Democrats and Republicans agreed on one thing Wednesday as they debated whether to extend the 2001 and 2003 Bush tax cuts for all Americans. Someone or something—a “midnight menace,” in the words of one Republican—has taken America’s middle class hostage, and the people on the other side of the aisle are the prime suspects.
“In their quest to raise taxes on the so-called wealthy, some of my Democrat colleagues have made it clear that they are willing to hold low- and middle-income Americans hostage,” said Rep. Dave Camp, the top Republican on the Ways and Means Committee. Camp argued that a one-year extension of the Bush tax cuts for all taxpayers would give Congress time to reform the entire tax code, a process that took nearly four years in the 1980s, and could create 1 million jobs in the process.
Rep. Sander Levin, Camp’s Democratic counterpart on Ways and Means, said he was worried about the hostages, too. But he had a different idea about who had done the abducting. “This debate is not about tax reform. It is about whether we protect the very wealthy at all costs,” Levin said of the Republicans’ proposal. “Let the middle-income family hostages be released. Release them. Join together for what everybody says they’re for and give a middle-income tax cut to everybody.”
The Capitol Hill whodunit unfolded as the Republican-controlled House agreed 256 to 171 to extend the Bush-era tax cuts for all taxpayers for one more year, while the House defeated a Democratic measure 170 to 257 to extend the tax cuts for a year on all income up to $250,000. For anything more, the Democrats would have let tax rates revert to Clinton-era levels.
By passing the larger tax-cut measure, House Republicans were left agreeing only with themselves, a place they’ve been many times in the 112th Congress. They also took the calculated risk of bypassing any efforts to compromise with the Democrats and letting all of the Bush tax cuts automatically expire on schedule on Jan. 1, with the hope voters will join Republicans in blaming Democrats for the whole mess.
Only an agreement between the House and Senate could change the law as it’s now written. Senate Majority Leader Harry Reid made it clear this week that the House Republicans’ bill was “a waste of time,” as the Senate rejected the same bill last week but passed its own version of the House Democrats’ bill, extending the Bush tax cuts for those with income up to $250,000.
“The two approaches demonstrate a glaring difference in priorities,” Reid said. “But there’s another difference between the two plans: Democrats’ proposal is the only one with a chance of actually becoming law. President Obama has said he would sign it tomorrow.” By contrast, the White House said Tuesday night that the president would veto the Republicans’ tax-cuts-for-all bill.
Despite the need for both sides to compromise on the issue, it was clear before the House voted Wednesday that the debate was never meant to bridge the differences between Democrats and Republicans on the tax cuts. Instead it was meant to highlight and harden those differences going into the November elections.

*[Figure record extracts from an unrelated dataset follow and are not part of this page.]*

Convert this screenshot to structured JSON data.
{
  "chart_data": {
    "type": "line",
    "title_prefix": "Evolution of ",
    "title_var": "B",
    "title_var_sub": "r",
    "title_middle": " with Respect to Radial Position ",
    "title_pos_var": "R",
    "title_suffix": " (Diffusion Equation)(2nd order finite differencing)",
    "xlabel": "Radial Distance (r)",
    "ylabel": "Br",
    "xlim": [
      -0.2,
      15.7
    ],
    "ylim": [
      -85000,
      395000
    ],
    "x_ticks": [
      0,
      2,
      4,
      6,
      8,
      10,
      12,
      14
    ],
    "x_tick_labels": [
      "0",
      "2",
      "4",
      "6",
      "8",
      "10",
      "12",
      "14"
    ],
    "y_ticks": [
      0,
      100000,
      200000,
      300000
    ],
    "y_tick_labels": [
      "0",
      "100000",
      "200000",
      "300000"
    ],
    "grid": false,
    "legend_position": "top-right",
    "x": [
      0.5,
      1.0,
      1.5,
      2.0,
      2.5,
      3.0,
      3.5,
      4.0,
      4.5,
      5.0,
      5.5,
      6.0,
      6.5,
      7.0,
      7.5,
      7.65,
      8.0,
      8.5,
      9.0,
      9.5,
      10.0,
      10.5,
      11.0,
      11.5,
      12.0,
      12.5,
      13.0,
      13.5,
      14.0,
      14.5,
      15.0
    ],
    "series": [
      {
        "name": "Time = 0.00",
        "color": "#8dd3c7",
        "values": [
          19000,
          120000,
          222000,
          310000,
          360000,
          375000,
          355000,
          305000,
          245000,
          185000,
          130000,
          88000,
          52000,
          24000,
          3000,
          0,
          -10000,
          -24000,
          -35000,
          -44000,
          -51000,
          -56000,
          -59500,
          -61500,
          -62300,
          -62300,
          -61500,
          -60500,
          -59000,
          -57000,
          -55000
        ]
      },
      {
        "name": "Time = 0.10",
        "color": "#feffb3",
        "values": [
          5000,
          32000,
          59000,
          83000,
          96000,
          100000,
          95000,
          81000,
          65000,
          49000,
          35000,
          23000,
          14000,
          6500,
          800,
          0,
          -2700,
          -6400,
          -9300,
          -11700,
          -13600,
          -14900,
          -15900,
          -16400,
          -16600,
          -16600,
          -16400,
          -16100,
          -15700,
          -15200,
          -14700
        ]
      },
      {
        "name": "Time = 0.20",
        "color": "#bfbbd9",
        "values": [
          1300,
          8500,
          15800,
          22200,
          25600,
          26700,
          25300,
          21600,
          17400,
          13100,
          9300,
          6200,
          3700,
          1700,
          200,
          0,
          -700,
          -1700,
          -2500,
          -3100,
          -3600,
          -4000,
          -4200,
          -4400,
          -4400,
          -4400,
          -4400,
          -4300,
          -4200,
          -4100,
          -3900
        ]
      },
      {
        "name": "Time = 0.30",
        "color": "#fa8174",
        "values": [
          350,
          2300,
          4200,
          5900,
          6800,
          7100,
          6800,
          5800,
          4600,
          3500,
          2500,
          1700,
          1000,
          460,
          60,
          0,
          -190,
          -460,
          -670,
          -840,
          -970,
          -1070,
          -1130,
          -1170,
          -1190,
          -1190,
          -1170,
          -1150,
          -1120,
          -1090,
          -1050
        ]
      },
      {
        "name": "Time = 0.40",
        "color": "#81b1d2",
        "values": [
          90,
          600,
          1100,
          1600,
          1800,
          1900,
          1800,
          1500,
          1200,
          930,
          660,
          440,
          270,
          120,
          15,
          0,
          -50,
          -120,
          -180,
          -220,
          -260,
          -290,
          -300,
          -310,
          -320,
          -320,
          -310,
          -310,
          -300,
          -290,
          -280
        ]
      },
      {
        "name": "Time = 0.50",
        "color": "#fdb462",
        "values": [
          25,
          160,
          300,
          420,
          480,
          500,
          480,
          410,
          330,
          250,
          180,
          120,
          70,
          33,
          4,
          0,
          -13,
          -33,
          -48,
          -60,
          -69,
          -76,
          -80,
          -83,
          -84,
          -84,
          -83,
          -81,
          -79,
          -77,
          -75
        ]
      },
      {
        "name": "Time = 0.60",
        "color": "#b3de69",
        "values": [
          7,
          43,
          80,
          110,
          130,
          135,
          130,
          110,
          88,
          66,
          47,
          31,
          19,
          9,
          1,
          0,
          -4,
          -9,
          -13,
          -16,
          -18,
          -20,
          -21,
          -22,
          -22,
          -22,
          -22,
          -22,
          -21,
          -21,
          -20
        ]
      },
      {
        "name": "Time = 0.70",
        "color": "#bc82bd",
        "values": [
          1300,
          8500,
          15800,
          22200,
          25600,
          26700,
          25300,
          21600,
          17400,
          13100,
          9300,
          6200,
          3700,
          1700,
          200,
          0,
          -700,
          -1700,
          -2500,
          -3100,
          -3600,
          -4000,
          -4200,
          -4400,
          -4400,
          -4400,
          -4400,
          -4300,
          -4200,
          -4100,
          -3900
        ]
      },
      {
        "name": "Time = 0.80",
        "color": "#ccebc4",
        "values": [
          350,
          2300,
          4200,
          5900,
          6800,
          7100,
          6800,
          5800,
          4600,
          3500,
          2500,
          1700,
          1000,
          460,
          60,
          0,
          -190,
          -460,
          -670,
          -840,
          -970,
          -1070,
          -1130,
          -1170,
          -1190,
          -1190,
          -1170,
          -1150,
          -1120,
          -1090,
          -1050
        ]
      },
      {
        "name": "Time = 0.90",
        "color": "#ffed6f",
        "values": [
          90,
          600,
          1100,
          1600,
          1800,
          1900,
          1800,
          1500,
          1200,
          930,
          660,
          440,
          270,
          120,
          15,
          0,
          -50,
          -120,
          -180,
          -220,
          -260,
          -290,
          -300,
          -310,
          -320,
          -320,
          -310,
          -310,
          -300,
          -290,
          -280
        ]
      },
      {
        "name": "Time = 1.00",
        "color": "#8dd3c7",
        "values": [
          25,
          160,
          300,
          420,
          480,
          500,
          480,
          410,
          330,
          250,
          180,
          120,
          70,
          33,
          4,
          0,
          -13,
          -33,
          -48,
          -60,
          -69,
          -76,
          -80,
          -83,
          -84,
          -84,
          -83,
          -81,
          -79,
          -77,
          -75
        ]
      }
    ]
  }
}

Privately, Republican aides say they see more value in having Democrats on the record voting for a tax increase than reaching a compromise and splitting the difference between the two positions before the elections. Democrats, for their part, say polls tell them Americans see the tax issue from the Democratic point of view—that the rich have gotten richer long enough—and that voters will side with Democrats on Election Day as a result, especially if the issue is still unresolved. A New York Times/CBS poll of three swing states out Wednesday found 58 to 62 percent of those surveyed supporting Obama’s plan to boost taxes on those earning more than $250,000.
Although the usual mechanism for hammering out the differences between two versions of a bill is a conference committee, Reid said he has no plans to take up the House-passed bill again or move to create such a committee. Instead, in a letter to House Speaker John Boehner on Wednesday, Reid accused House Republicans of accomplishing “virtually nothing of bipartisan substance” and urged Boehner and his caucus “to show Americans that you are still capable of accomplishing something of utility” by passing the Senate’s bill.
Moments before the House voted, the Republican whip’s office sent out a notice to members that the House will leave for its five-week August recess on Thursday, a day earlier than planned, but noted that Boehner would call the House back into session if Reid has a change of heart and decides to take up the already-defeated House bill one more time.
“In the event the Senate takes action, we stand ready to bring the House back into session for the purpose of enacting solutions,” Boehner wrote.
The chances of that happening, Democrats and Republicans agreed with a laugh Wednesday, were slim to none.